Plugins: I don't have any other plugins. Network issues: maybe, the producer and the broker are on opposite coasts. No other errors that I see. Data: I'm capturing two 10 Gbs links on a 48 core Intel E5-2650 with 128 MB RAM, 22 cores for each interface (the node.cfg). The capturing machine (producer) is running at about 43 load. The broker is a 80 core Intel 6248, 192 MB running with a load of about 3, thus barely utilized. There is one broker on the 80 core machine. I've run the experiment with a consumer (logstash) and without, and it seems to make no difference.

So you're probably right that I will need to understand my kafka system, and the plugin is not the problem.

ottobackwards commented 3 years ago

Well, I'm not saying that there isn't some problem with the plugin. Please don't get me wrong, I'm not trying to brush this issue off.

I don't see that we do anything in the plugin to handle this situation, and it would make a lot of sense if we did handle it per best practices for Kakfa producers.

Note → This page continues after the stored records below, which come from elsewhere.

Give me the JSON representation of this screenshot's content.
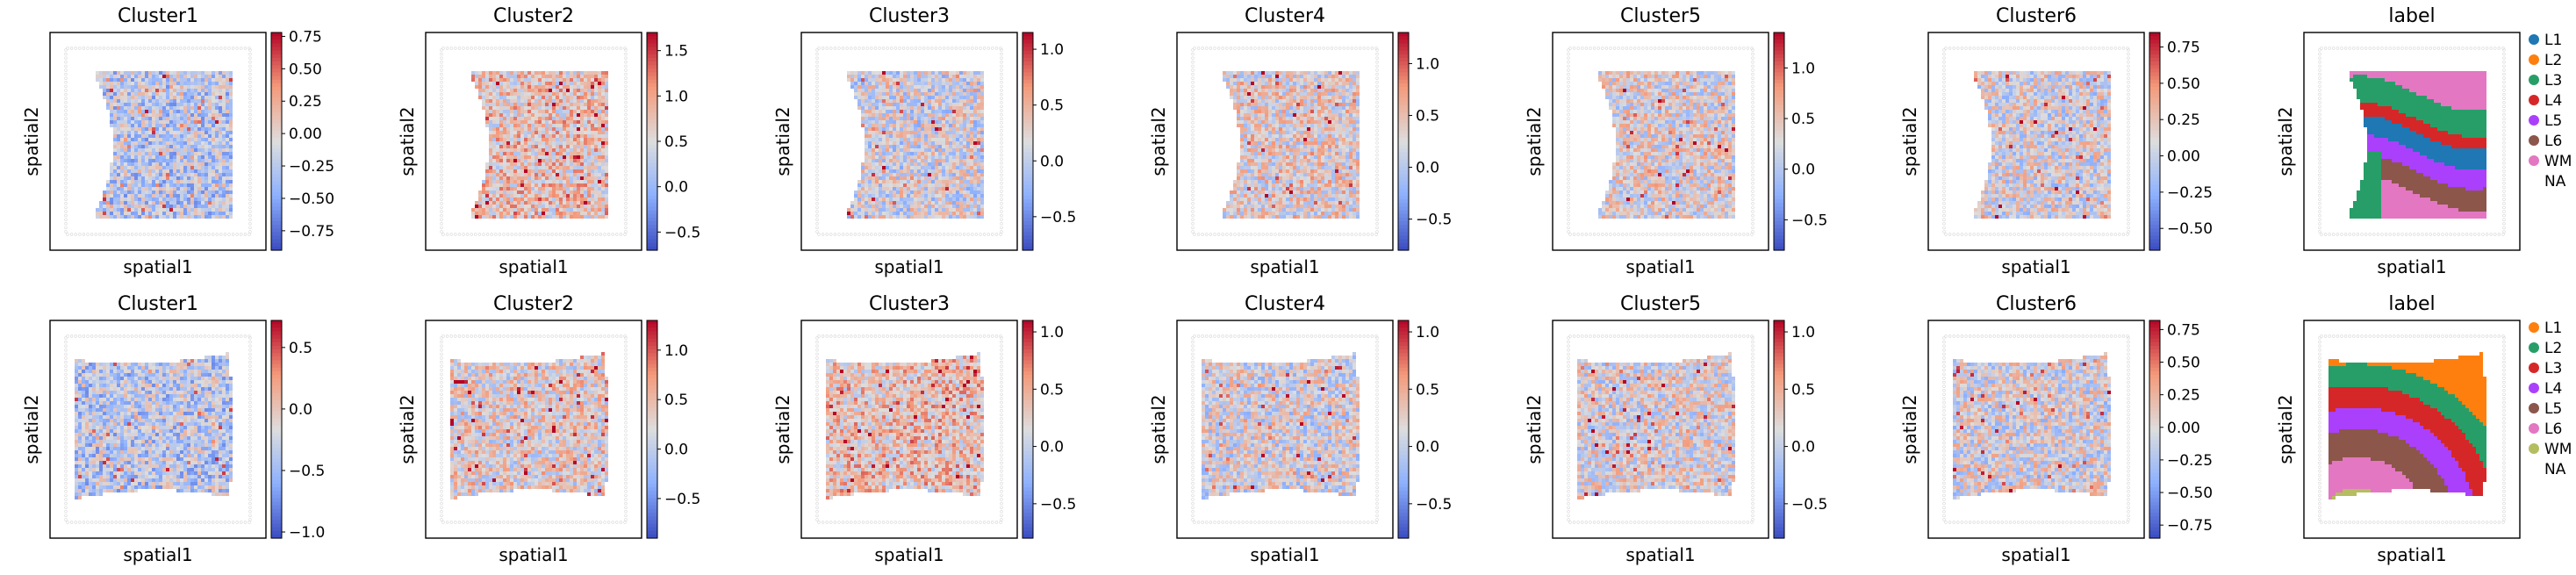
{
  "chart_data": [
    {
      "type": "heatmap",
      "title": "Cluster1",
      "xlabel": "spatial1",
      "ylabel": "spatial2",
      "shape": "top",
      "colorbar": {
        "cmap": "coolwarm",
        "range": [
          -0.9,
          0.78
        ],
        "ticks": [
          0.75,
          0.5,
          0.25,
          0.0,
          -0.25,
          -0.5,
          -0.75
        ],
        "tick_labels": [
          "0.75",
          "0.50",
          "0.25",
          "0.00",
          "−0.25",
          "−0.50",
          "−0.75"
        ]
      },
      "bias": -0.35
    },
    {
      "type": "heatmap",
      "title": "Cluster2",
      "xlabel": "spatial1",
      "ylabel": "spatial2",
      "shape": "top",
      "colorbar": {
        "cmap": "coolwarm",
        "range": [
          -0.7,
          1.7
        ],
        "ticks": [
          1.5,
          1.0,
          0.5,
          0.0,
          -0.5
        ],
        "tick_labels": [
          "1.5",
          "1.0",
          "0.5",
          "0.0",
          "−0.5"
        ]
      },
      "bias": 0.3
    },
    {
      "type": "heatmap",
      "title": "Cluster3",
      "xlabel": "spatial1",
      "ylabel": "spatial2",
      "shape": "top",
      "colorbar": {
        "cmap": "coolwarm",
        "range": [
          -0.8,
          1.15
        ],
        "ticks": [
          1.0,
          0.5,
          0.0,
          -0.5
        ],
        "tick_labels": [
          "1.0",
          "0.5",
          "0.0",
          "−0.5"
        ]
      },
      "bias": -0.1
    },
    {
      "type": "heatmap",
      "title": "Cluster4",
      "xlabel": "spatial1",
      "ylabel": "spatial2",
      "shape": "top",
      "colorbar": {
        "cmap": "coolwarm",
        "range": [
          -0.8,
          1.3
        ],
        "ticks": [
          1.0,
          0.5,
          0.0,
          -0.5
        ],
        "tick_labels": [
          "1.0",
          "0.5",
          "0.0",
          "−0.5"
        ]
      },
      "bias": 0.1
    },
    {
      "type": "heatmap",
      "title": "Cluster5",
      "xlabel": "spatial1",
      "ylabel": "spatial2",
      "shape": "top",
      "colorbar": {
        "cmap": "coolwarm",
        "range": [
          -0.8,
          1.35
        ],
        "ticks": [
          1.0,
          0.5,
          0.0,
          -0.5
        ],
        "tick_labels": [
          "1.0",
          "0.5",
          "0.0",
          "−0.5"
        ]
      },
      "bias": 0.05
    },
    {
      "type": "heatmap",
      "title": "Cluster6",
      "xlabel": "spatial1",
      "ylabel": "spatial2",
      "shape": "top",
      "colorbar": {
        "cmap": "coolwarm",
        "range": [
          -0.65,
          0.85
        ],
        "ticks": [
          0.75,
          0.5,
          0.25,
          0.0,
          -0.25,
          -0.5
        ],
        "tick_labels": [
          "0.75",
          "0.50",
          "0.25",
          "0.00",
          "−0.25",
          "−0.50"
        ]
      },
      "bias": -0.05
    },
    {
      "type": "heatmap",
      "title": "label",
      "xlabel": "spatial1",
      "ylabel": "spatial2",
      "shape": "top",
      "categorical": true,
      "legend": [
        {
          "label": "L1",
          "color": "#1f77b4"
        },
        {
          "label": "L2",
          "color": "#ff7f0e"
        },
        {
          "label": "L3",
          "color": "#279e68"
        },
        {
          "label": "L4",
          "color": "#d62728"
        },
        {
          "label": "L5",
          "color": "#aa40fc"
        },
        {
          "label": "L6",
          "color": "#8c564b"
        },
        {
          "label": "WM",
          "color": "#e377c2"
        },
        {
          "label": "NA",
          "color": null
        }
      ]
    },
    {
      "type": "heatmap",
      "title": "Cluster1",
      "xlabel": "spatial1",
      "ylabel": "spatial2",
      "shape": "bottom",
      "colorbar": {
        "cmap": "coolwarm",
        "range": [
          -1.05,
          0.72
        ],
        "ticks": [
          0.5,
          0.0,
          -0.5,
          -1.0
        ],
        "tick_labels": [
          "0.5",
          "0.0",
          "−0.5",
          "−1.0"
        ]
      },
      "bias": -0.35
    },
    {
      "type": "heatmap",
      "title": "Cluster2",
      "xlabel": "spatial1",
      "ylabel": "spatial2",
      "shape": "bottom",
      "colorbar": {
        "cmap": "coolwarm",
        "range": [
          -0.9,
          1.3
        ],
        "ticks": [
          1.0,
          0.5,
          0.0,
          -0.5
        ],
        "tick_labels": [
          "1.0",
          "0.5",
          "0.0",
          "−0.5"
        ]
      },
      "bias": 0.1
    },
    {
      "type": "heatmap",
      "title": "Cluster3",
      "xlabel": "spatial1",
      "ylabel": "spatial2",
      "shape": "bottom",
      "colorbar": {
        "cmap": "coolwarm",
        "range": [
          -0.8,
          1.1
        ],
        "ticks": [
          1.0,
          0.5,
          0.0,
          -0.5
        ],
        "tick_labels": [
          "1.0",
          "0.5",
          "0.0",
          "−0.5"
        ]
      },
      "bias": 0.35
    },
    {
      "type": "heatmap",
      "title": "Cluster4",
      "xlabel": "spatial1",
      "ylabel": "spatial2",
      "shape": "bottom",
      "colorbar": {
        "cmap": "coolwarm",
        "range": [
          -0.8,
          1.1
        ],
        "ticks": [
          1.0,
          0.5,
          0.0,
          -0.5
        ],
        "tick_labels": [
          "1.0",
          "0.5",
          "0.0",
          "−0.5"
        ]
      },
      "bias": -0.05
    },
    {
      "type": "heatmap",
      "title": "Cluster5",
      "xlabel": "spatial1",
      "ylabel": "spatial2",
      "shape": "bottom",
      "colorbar": {
        "cmap": "coolwarm",
        "range": [
          -0.8,
          1.1
        ],
        "ticks": [
          1.0,
          0.5,
          0.0,
          -0.5
        ],
        "tick_labels": [
          "1.0",
          "0.5",
          "0.0",
          "−0.5"
        ]
      },
      "bias": 0.0
    },
    {
      "type": "heatmap",
      "title": "Cluster6",
      "xlabel": "spatial1",
      "ylabel": "spatial2",
      "shape": "bottom",
      "colorbar": {
        "cmap": "coolwarm",
        "range": [
          -0.85,
          0.82
        ],
        "ticks": [
          0.75,
          0.5,
          0.25,
          0.0,
          -0.25,
          -0.5,
          -0.75
        ],
        "tick_labels": [
          "0.75",
          "0.50",
          "0.25",
          "0.00",
          "−0.25",
          "−0.50",
          "−0.75"
        ]
      },
      "bias": -0.05
    },
    {
      "type": "heatmap",
      "title": "label",
      "xlabel": "spatial1",
      "ylabel": "spatial2",
      "shape": "bottom",
      "categorical": true,
      "legend": [
        {
          "label": "L1",
          "color": "#ff7f0e"
        },
        {
          "label": "L2",
          "color": "#279e68"
        },
        {
          "label": "L3",
          "color": "#d62728"
        },
        {
          "label": "L4",
          "color": "#aa40fc"
        },
        {
          "label": "L5",
          "color": "#8c564b"
        },
        {
          "label": "L6",
          "color": "#e377c2"
        },
        {
          "label": "WM",
          "color": "#b5bd61"
        },
        {
          "label": "NA",
          "color": null
        }
      ]
    }
  ]
}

emnahum commented 3 years ago

Justin Azoff pointed out on the zeek slack channel that the OOM killer on linux killed the logger process, not the zeek-kafka plugin. So this is not a bug (for zeek-kafka at least).

I also ran the system with just 10 Gbps overnight and it handled the load just fine. So I need to do some load testing to figure out how far I can push it.

JonZeolla commented 3 years ago

If there is any librdkafka tuning that makes sense for your environment you can pass it using https://github.com/SeisoLLC/zeek-kafka#kafka_conf

JonZeolla commented 3 years ago

@ottobackwards I agree that it makes sense to look into a few things to confirm it's optimal.

ottobackwards commented 3 years ago

The errors are pretty common, there are suggestions abound on setting batching or other things to help it out, those could be passed in the way that Jon says.